Who can argue with these fathers, who suffered indescribable loss to terrorists who saw themselves as soldiers in a holy war against the very existence of Israel and all of her citizens?
The loss of their children is certainly no less important, meaningful, or painful than the death of soldiers. But it is different in fundamental ways.
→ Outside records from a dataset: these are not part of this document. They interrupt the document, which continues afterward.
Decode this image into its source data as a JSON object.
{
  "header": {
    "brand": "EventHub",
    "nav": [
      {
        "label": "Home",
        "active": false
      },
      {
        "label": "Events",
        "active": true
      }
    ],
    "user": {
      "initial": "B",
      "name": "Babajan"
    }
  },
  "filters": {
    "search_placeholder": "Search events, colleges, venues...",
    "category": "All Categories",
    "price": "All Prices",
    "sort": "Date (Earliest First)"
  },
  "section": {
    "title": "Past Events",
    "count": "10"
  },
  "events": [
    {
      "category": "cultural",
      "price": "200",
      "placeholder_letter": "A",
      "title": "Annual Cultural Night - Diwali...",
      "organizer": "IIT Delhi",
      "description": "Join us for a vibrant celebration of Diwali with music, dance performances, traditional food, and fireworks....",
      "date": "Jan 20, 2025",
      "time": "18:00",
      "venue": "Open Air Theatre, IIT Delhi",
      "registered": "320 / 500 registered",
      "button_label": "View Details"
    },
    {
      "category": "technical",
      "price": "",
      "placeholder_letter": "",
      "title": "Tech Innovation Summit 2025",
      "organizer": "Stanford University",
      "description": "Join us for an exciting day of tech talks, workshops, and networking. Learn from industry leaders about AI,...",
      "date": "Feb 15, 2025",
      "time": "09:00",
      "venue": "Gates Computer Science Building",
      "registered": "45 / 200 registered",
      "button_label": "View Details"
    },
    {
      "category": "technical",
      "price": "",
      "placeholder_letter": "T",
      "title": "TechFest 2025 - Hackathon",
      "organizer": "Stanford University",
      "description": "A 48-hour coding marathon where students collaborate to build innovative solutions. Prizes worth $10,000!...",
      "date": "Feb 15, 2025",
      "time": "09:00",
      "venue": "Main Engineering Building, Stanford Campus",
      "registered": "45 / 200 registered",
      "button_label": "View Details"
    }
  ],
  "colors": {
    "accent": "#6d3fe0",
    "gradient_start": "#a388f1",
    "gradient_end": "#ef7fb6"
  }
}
When a soldier puts on a uniform, he is consciously changing his status from a non-combatant to someone that can be legally targeted by similarly uniformed enemy combatants. His death is rarely a crime in a conventional war. Soldiers knowingly put themselves at risk to protect others, almost all of whom he does not know and will never meet. They confront bodily harm and death both to protect specific and tangible sites – civilian towns and military positions – and in pursuit of lofty ideals like freedom, national independence, and comradery. Their sacrifice is unique, and throughout history diverse cultures have recognized the essential importance of solemnly marking that sacrifice.
“One cannot compare someone who was a combat soldier to someone who was walking down the street and a scoundrel terrorist detonates an explosive that causes him to die,” argues Asa Kasher, Israel’s leading military ethicist and a bereaved parent himself. “He did not volunteer to be put in danger, he did not volunteer to serve, he was not in the framework of devoting all his time and his energy and his thoughts to the defense of the country and its citizens. He was in a different framework and therefore he deserves different treatment.”
Devoting Yom HaZikaron to both fallen soldiers and murdered civilians is not only strained and inappropriate, it also fails to honor both categories. Soldiers are not victims and should never be treated as such. They are heroes who stepped forward to participate in a dangerous task for the benefit of others, a price they knew they might have to pay. Civilians killed by terrorists are innocent victims, whose deaths were a crime and a moral outrage. Conflating the two minimizes the sacrifice of the former while obscuring the innocence of the latter.
Moreover, Israel itself isn’t entirely consistent in who is commemorated in its national day of grief. Civilians killed during war should be remembered if terror victims are, and Israel legal definition of “hostile acts” would appear to cover them. But Israel’s National Insurance Institute database for “victims of hostile acts” does not include them. It is hard to come up with a reason why four-year-old Daniel Tragerman, who was killed during the 2014 Operation Protective Edge by a Hamas rocket, isn’t in the database while those killed by Hamas explosives work by suicide bombers are.
If Israel does the right thing and refocuses Yom HaZikaron on its soldiers and security forces, that does not mean terror victims should fall out of national memory. There is a more appropriate solution. Jews have found repositories of national mourning in their pre-existing fast days. The fast of the 17th of Tammuz commemorates the breaking of the tablets by Moses, the cessation of daily sacrifices during the Baylonian siege of Jerusalem, the burning of the Torah by Apostomos, the erection of an idol in the Temple, and the breaching of Jerusalem’s walls by the Romans in 69 CE. The 17th of Tammuz, or another Jewish day of mourning, could be expanded to include victims of terror.
This solution would be both a profound statement that ties the modern slaughter of innocent Jews with historical suffering, and a way of remembering innocent victims while ensuring that Israel appropriately honors the sacrifice of its soldiers.